MacGowan’s writing shines all over the place: on the pub-life reverie “Sally MacLennane,” and “Navigator,” an irony-chiseled employees’ anthem for laborers who “shift a couple of tons of this earthly delight” and who “died of their a whole lot with no signal to mark the place.” However in the long run, two requirements outline the album. Ewan MacColl might have written “Soiled Outdated City,” and the Dubliners scored the primary and largest hit by chart place. However even when his supply nods to the Dubliners’ Luke Kelly, the tune grew to become MacGowan’s from the second he croaked the primary refrain, remodeling it from regional plaint to cosmic blues. The album ends with Eric Bogle’s “And the Band Performed Waltzing Matilda,” one of many biggest anti-war songs ever written. There could also be extra hanging variations of the Scottish/Australian folks lament (see June Tabor’s 1976 recording). However MacGowan’s sozzled, stoic, rueful depiction of a legless Australian soldier (“No extra waltzing Matilda for me”) within the shadow of contemporary Britain’s fading empire, ghosted by somber Salvation Military brass, feels vivid and true—an Irish punk’s fittingly romantic, world-weary endnote.
With its title taken, in related spirit, from Winston Churchill’s apocryphal diss of the Royal Navy, and its dada-classical cowl picture of an iconic French Romantic portray of a shipwreck (with band members’ faces artfully graffitied onto the battered our bodies), Rum Sodomy & the Lash launched the Pogues internationally. They burned impossibly vibrant for some time. There was the sensible Poguetry in Movement EP, the dazzlingly bold If I Ought to Fall From Grace With God, with “Fairytale of New York.” I noticed the band twice in New York Metropolis round this time, and the revelry, onstage and off, was superior and scary; Nirvana’s mosh pits had been kindergarten recess by comparability. However the albums acquired weaker, and by 1991 issues had fallen aside. MacGowan was kicked out of the band; his substance abuse points had been actually an element. And everybody muddled on.
MacGowan stays a songwriter’s songwriter.

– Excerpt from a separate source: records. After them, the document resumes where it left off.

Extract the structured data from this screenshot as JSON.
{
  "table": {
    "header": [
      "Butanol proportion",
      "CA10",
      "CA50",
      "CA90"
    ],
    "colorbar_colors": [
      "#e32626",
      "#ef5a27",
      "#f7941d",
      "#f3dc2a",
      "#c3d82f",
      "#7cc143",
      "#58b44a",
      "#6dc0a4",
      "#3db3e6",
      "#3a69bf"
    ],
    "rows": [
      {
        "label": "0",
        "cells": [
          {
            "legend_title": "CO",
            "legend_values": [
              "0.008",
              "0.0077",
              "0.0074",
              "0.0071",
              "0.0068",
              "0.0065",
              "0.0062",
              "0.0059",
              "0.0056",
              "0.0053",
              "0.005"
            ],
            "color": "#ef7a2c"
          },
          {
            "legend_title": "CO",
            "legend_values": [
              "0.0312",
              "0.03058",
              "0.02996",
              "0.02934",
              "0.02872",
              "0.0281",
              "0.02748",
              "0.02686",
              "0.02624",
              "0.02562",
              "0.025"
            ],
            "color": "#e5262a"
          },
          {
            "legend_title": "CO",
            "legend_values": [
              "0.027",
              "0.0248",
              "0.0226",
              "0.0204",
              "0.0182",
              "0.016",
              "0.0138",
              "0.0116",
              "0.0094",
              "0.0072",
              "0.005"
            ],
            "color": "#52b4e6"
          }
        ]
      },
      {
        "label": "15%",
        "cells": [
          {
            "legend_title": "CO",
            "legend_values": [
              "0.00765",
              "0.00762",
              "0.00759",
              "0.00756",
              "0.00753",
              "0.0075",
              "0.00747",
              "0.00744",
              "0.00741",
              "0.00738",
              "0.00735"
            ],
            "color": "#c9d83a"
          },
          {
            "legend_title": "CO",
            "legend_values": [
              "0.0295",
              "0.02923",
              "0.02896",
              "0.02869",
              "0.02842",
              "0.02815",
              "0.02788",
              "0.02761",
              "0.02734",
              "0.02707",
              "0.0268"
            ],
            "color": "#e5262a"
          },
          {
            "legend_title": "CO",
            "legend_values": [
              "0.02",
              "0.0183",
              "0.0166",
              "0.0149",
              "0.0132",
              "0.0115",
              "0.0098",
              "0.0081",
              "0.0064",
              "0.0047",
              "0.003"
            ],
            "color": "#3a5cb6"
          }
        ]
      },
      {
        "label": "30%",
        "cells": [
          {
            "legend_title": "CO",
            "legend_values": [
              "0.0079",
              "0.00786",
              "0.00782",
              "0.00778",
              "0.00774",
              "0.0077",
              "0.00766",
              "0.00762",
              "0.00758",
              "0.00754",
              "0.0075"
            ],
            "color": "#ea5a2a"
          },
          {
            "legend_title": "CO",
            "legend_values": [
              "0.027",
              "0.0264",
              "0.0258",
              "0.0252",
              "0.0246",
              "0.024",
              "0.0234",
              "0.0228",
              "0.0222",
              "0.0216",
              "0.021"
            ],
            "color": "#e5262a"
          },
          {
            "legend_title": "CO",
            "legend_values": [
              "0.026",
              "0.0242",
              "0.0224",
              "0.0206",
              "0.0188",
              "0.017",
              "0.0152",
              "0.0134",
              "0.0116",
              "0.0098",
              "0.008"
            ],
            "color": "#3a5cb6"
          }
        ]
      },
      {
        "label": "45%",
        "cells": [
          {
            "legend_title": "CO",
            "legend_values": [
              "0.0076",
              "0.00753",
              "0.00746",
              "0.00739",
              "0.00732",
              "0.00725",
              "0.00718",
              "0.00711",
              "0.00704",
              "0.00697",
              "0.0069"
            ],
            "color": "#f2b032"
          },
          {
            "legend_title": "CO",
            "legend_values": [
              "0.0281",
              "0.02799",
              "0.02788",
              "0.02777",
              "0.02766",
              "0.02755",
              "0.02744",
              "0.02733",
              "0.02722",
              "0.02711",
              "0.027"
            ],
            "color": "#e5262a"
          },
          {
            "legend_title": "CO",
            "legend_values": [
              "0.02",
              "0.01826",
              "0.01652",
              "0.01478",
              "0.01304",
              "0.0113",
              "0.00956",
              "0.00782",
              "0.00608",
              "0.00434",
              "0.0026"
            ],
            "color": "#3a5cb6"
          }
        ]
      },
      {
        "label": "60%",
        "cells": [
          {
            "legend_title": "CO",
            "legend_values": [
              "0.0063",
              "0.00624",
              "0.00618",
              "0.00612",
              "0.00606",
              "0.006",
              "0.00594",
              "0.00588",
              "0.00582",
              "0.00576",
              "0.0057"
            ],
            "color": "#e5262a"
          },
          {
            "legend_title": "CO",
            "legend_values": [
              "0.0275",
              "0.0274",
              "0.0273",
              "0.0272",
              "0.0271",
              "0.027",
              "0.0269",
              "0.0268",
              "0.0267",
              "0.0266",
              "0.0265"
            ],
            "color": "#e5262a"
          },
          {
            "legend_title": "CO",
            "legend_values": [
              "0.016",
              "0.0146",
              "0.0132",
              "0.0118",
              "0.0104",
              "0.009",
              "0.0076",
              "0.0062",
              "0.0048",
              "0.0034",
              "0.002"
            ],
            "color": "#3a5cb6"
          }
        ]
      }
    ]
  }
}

The late David Berman included Rum Sodomy & the Lash in a listing of the ten albums that may fill his final imaginary bar jukebox. Cat Energy coated “A Pair of Brown Eyes” as a prayer, Titus Andronicus as a punk anthem à la early Conflict. Within the booklet of the 2005 reissue of Rum Sodomy & the Lash, which added the superb Poguetry in Movement EP and single B-sides, Tom Waits described the band’s music in a poem:
Rapscallion, offended, weeping
Handed out songs, songs
That appear to be born
Effortlessly, or
Not born however discovered
On prime of an previous wooden range
He concluded that these had been “songs that all of us ought to carry.” Many people do, in pubs and automobiles and backyards. One night time this summer time, boozing within the gentle of an unlawful campfire on a seashore in Cape Cod amongst family and friends with a few guitars, our regular instigators led us in tune. And as all the time, the heartiest singing was on “A Pair of Brown Eyes”—a tune of boundless ache, written for the ages throughout the ocean lapping at our toes.